Redundancy insurance is a form of income insurance where, if you are redundant, a percentage of your regular income will be paid to you until the payments reach the terms of your policy or you secure another job.
Redundancy insurance differs from income protection insurance as with the latter your regular income is protected if you happen to be injured or getting sick.
Many consider that income protection insurance is more valuable, but comparing the two types of insurance is a little like comparing apples with oranges.
Similarly, each type of insurance has a definite place in the insurance industry and it is ultimately up to the potential consumer to study all types of insurance and different types of income insurance and determine which one fits best for his or her situation.
So how does Redundancy Insurance work?
This type of insurance is one of the least insured types of insurance and it is probably one of the newest offerings of insurance companies. Redundancy effectively insures a portion of your income generally 75] if you become redundant in your workplace.
Remember if you are offered a redundancy package and your package is optional, you are not entitled to claim your insurance. Also if you have been divorced from your workplace that is not classified as appeal and your policy will not pay.
How long will this type of coverage be paid after I have become redundant?
Usually, the policy pays for twelve months, but you must carefully assure your insurance company that you are actively seeking work.
You can arrange a policy that pays you up to 24 months after being redundant, but usually such a policy will be a premium and I question the value of such a policy.
You can also find that some insurance policies cover you only for 6 months and may prove more convenient because the prizes are more reasonable.
How much are premiums for this kind of insurance?

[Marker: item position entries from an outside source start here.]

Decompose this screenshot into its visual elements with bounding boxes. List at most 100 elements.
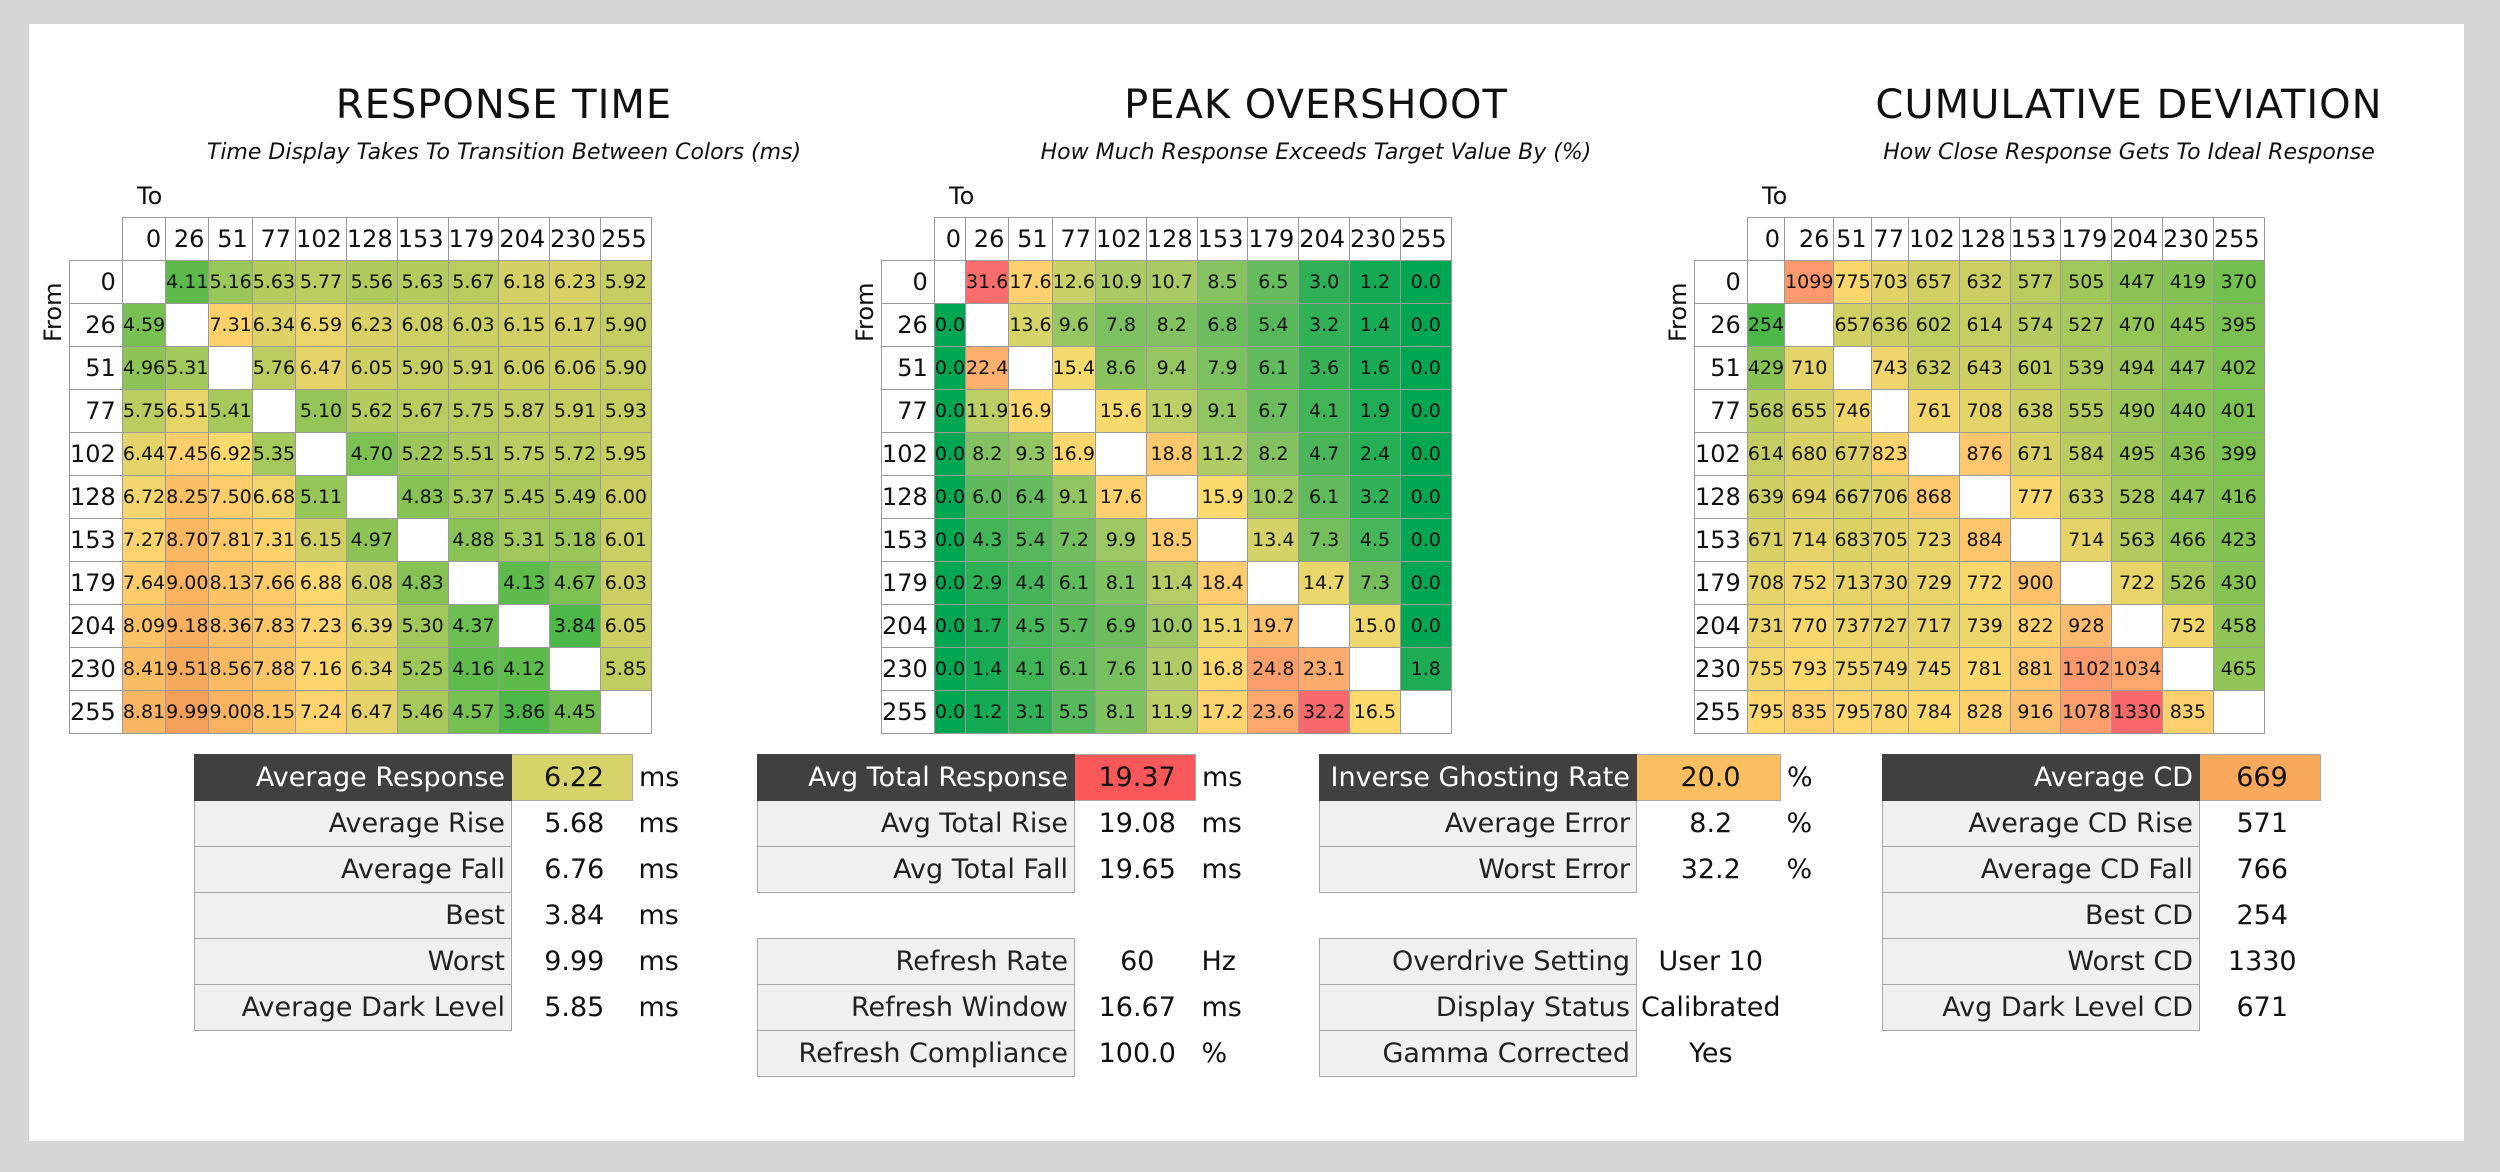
heatmap-cell: 447 (2162, 475, 2214, 519)
stat-value: 100.0 (1098, 1038, 1176, 1069)
heatmap-cell: 5.5 (1051, 690, 1096, 734)
stat-label: Average Fall (194, 846, 512, 893)
heatmap-cell: 881 (2009, 647, 2062, 691)
heatmap-cell: 793 (1784, 647, 1835, 691)
row-header: 0 (69, 260, 123, 304)
stat-value: 766 (2236, 854, 2289, 885)
heatmap-cell: 6.06 (498, 346, 551, 390)
column-header: 128 (1958, 217, 2011, 261)
peak-overshoot-subtitle: How Much Response Exceeds Target Value B… (1040, 140, 1592, 165)
stat-value: 19.37 (1074, 754, 1196, 801)
stat-value: 5.68 (544, 808, 605, 840)
row-header: 255 (69, 690, 123, 734)
heatmap-cell: 4.59 (121, 303, 167, 347)
stat-value: 19.08 (1098, 808, 1176, 840)
heatmap-cell: 6.1 (1298, 475, 1351, 519)
heatmap-cell: 5.75 (447, 389, 500, 433)
stat-label: Average CD Fall (1882, 846, 2200, 893)
heatmap-cell: 526 (2162, 561, 2214, 605)
heatmap-cell: 0.0 (1399, 475, 1452, 519)
heatmap-cell (251, 389, 297, 433)
heatmap-cell (2162, 647, 2214, 691)
response-time-title: RESPONSE TIME (335, 82, 673, 128)
heatmap-cell: 9.1 (1051, 475, 1096, 519)
heatmap-cell: 5.49 (549, 475, 601, 519)
heatmap-cell (1399, 690, 1452, 734)
stat-label: Worst Error (1319, 846, 1637, 893)
heatmap-cell: 0.0 (1399, 561, 1452, 605)
heatmap-cell: 680 (1784, 432, 1835, 476)
column-header: 26 (1784, 217, 1835, 261)
heatmap-cell (121, 260, 167, 304)
heatmap-cell: 0.0 (933, 647, 967, 691)
heatmap-cell: 6.15 (498, 303, 551, 347)
heatmap-cell: 745 (1907, 647, 1960, 691)
spacer (758, 893, 1251, 939)
heatmap-cell: 7.83 (251, 604, 297, 648)
heatmap-cell: 6.06 (549, 346, 601, 390)
heatmap-cell: 781 (1958, 647, 2011, 691)
heatmap-cell (1746, 260, 1786, 304)
heatmap-cell: 655 (1784, 389, 1835, 433)
column-header: 179 (1247, 217, 1300, 261)
heatmap-cell: 1102 (2060, 647, 2113, 691)
heatmap-cell: 0.0 (1399, 303, 1452, 347)
heatmap-cell: 677 (1833, 432, 1872, 476)
heatmap-cell: 9.1 (1196, 389, 1249, 433)
column-header: 179 (447, 217, 500, 261)
heatmap-cell: 399 (2212, 432, 2265, 476)
stat-value: 60 (1120, 946, 1155, 977)
heatmap-cell: 3.2 (1298, 303, 1351, 347)
heatmap-cell: 3.86 (498, 690, 551, 734)
heatmap-cell: 823 (1870, 432, 1909, 476)
heatmap-cell: 5.22 (396, 432, 449, 476)
heatmap-cell: 470 (2111, 303, 2164, 347)
heatmap-cell: 6.05 (345, 346, 398, 390)
heatmap-cell: 9.00 (165, 561, 210, 605)
column-header: 128 (345, 217, 398, 261)
heatmap-cell: 6.03 (599, 561, 652, 605)
heatmap-cell: 2.4 (1349, 432, 1401, 476)
to-label: To (1762, 182, 1788, 210)
heatmap-cell: 5.87 (498, 389, 551, 433)
heatmap-cell: 3.0 (1298, 260, 1351, 304)
stat-value: 9.99 (544, 946, 605, 977)
heatmap-cell: 6.34 (251, 303, 297, 347)
stat-value: Yes (1688, 1038, 1733, 1069)
heatmap-cell: 6.51 (165, 389, 210, 433)
heatmap-cell: 749 (1870, 647, 1909, 691)
heatmap-cell: 15.1 (1196, 604, 1249, 648)
heatmap-cell: 7.45 (165, 432, 210, 476)
heatmap-cell: 9.18 (165, 604, 210, 648)
heatmap-cell: 706 (1870, 475, 1909, 519)
heatmap-cell: 8.2 (965, 432, 1010, 476)
column-header: 0 (933, 217, 967, 261)
heatmap-cell: 4.4 (1008, 561, 1053, 605)
stat-unit: % (1201, 1038, 1228, 1069)
heatmap-cell: 8.56 (208, 647, 253, 691)
heatmap-cell: 8.41 (121, 647, 167, 691)
stat-unit: % (1787, 762, 1813, 793)
heatmap-cell (965, 303, 1010, 347)
heatmap-cell: 7.8 (1094, 303, 1147, 347)
stat-unit: % (1786, 854, 1813, 885)
stat-value: User 10 (1658, 946, 1763, 977)
heatmap-cell: 1.8 (1399, 647, 1452, 691)
heatmap-cell: 4.3 (965, 518, 1010, 562)
heatmap-cell: 10.2 (1247, 475, 1300, 519)
heatmap-cell: 490 (2111, 389, 2164, 433)
column-header: 102 (1094, 217, 1147, 261)
results-panel: RESPONSE TIME Time Display Takes To Tran… (29, 24, 2464, 1141)
heatmap-cell: 683 (1833, 518, 1872, 562)
heatmap-cell: 0.0 (933, 690, 967, 734)
heatmap-cell: 6.1 (1051, 561, 1096, 605)
heatmap-cell: 5.45 (498, 475, 551, 519)
heatmap-cell: 5.56 (345, 260, 398, 304)
heatmap-cell: 795 (1746, 690, 1786, 734)
heatmap-cell: 4.97 (345, 518, 398, 562)
heatmap-cell: 6.00 (599, 475, 652, 519)
heatmap-cell: 17.6 (1008, 260, 1053, 304)
heatmap-cell: 752 (1784, 561, 1835, 605)
row-header: 26 (881, 303, 935, 347)
heatmap-cell: 5.95 (599, 432, 652, 476)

Premiums can vary greatly from insurers to insurers and it can be difficult to compare one policy to another on the price alone because no two policy measures will resemble.
But on average you can expect to pay up to $ 60 per month premium for a $ 2,000 per month benefit that is hardly cheap when comparing Redundancy Insurance with other types of insurance.
Even if you bundle income protection insurance with Redundancy Insurance, you can generally get a healthy premium tax on both types of insurance.
What about self-insurance for redundancy and income protection?
Self-insurance is a very effective redundancy strategy, which means you assign the premiums you would otherwise pay to an insurance company to a high interest rate account and if you became redundant you can use these savings as your financial pillows.
The big thing about self-assurance while redundancy is concerned is that if you never claim your self-assurance strategy you will have an extra small nas egg for retirement.
The only disadvantage of this strategy is that it takes at least 2 to 3 years to build up enough money on your self-insurance bank account to effectively cover yourself in the unfortunate case you will be redundant.
A good strategy is to take out an insurance policy for termination for 12-24 moths while you can make sure that after twelve to twenty four months you can terminate your termination insurance with the insurance company and continue with yourself insurance.
Surprisingly, the Self-Insurance Strategy is less worthwhile if you only need insect protection or income protection along with termination, but self-insurance for both types of insurance should be a good consideration for anyone looking at these types of insurance coverage.
In all, it is about each person and the individual circumstances of the type of insurance that best suits your specific situation and what represents the insurance value for you.
What matters most is that you know exactly what the terms of your future insurance policy and how much you actually pay for your protection and all possible options available.